Rafaela: que lo busquen en internet
Rafaela está estupendamente, lúcida, alegre, vital y peleona como siempre. Nos llamamos alguna vez, comentamos cosas, pero sabe que yo ando con mucho lío y ella tampoco quiere quemarse la sangre.
Desde hace dos meses me cuenta que está fuera don Jesús, su párroco. Problemillas de salud y un curso de “no sé muy bien qué”, pero el caso es que no volverá al pueblo hasta después del verano.
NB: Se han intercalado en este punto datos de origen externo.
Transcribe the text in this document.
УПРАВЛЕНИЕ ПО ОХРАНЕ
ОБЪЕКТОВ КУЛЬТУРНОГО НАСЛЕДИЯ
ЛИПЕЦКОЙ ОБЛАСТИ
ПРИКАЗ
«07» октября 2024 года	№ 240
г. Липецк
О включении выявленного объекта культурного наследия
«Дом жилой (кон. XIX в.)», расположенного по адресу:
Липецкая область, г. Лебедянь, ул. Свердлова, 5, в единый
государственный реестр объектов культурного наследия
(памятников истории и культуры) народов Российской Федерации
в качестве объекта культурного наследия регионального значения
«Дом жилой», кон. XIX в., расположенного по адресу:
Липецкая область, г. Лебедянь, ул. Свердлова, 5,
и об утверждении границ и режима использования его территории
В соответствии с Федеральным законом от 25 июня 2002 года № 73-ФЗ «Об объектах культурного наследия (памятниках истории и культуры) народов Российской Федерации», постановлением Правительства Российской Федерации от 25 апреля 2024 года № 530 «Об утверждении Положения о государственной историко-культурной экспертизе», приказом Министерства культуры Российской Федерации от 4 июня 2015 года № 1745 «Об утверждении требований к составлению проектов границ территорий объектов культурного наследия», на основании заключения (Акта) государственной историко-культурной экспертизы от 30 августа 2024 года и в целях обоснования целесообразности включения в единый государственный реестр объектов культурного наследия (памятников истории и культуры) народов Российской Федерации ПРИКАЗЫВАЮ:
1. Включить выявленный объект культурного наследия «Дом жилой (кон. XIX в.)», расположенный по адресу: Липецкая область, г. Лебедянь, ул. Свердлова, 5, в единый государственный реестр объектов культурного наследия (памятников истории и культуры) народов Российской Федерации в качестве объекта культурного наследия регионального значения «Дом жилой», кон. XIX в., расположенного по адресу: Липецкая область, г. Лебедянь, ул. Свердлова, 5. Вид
Atiende la parroquia el P. Efrén, que va lo que puede y que los habla mucho de los pobres y de acoger a los emigrantes y esas cosas, que dice Rafaela que ella no conoce un solo caso de un morito de los que hay en el pueblo que haya tenido problemas. Al revés, siempre se los ha ayudado.

Si es que no tienen costumbre. Llevan años constatando que sacudir a la Iglesia es gratis y se nos han envalentonado. Se pueden profanar capillas, nada. Se puede insultar y agredir a obispos, sacerdotes, religiosos. Nada. Calumnias, difamación, poner en solfa a cualquiera. Gratis. Hasta que un día una religiosa, que se ha sentido calumniada por una señora, posible caso de bebé robado, en lugar de callar, llorar y limitarse a rezar por su perseguidora, que posiblemente también lo haya hecho, se fue con la toca “mu bien artornillá” al juzgado y puso una querella por injurias y calumnias contra aquella que la acusó de un delito con nombre y apellidos.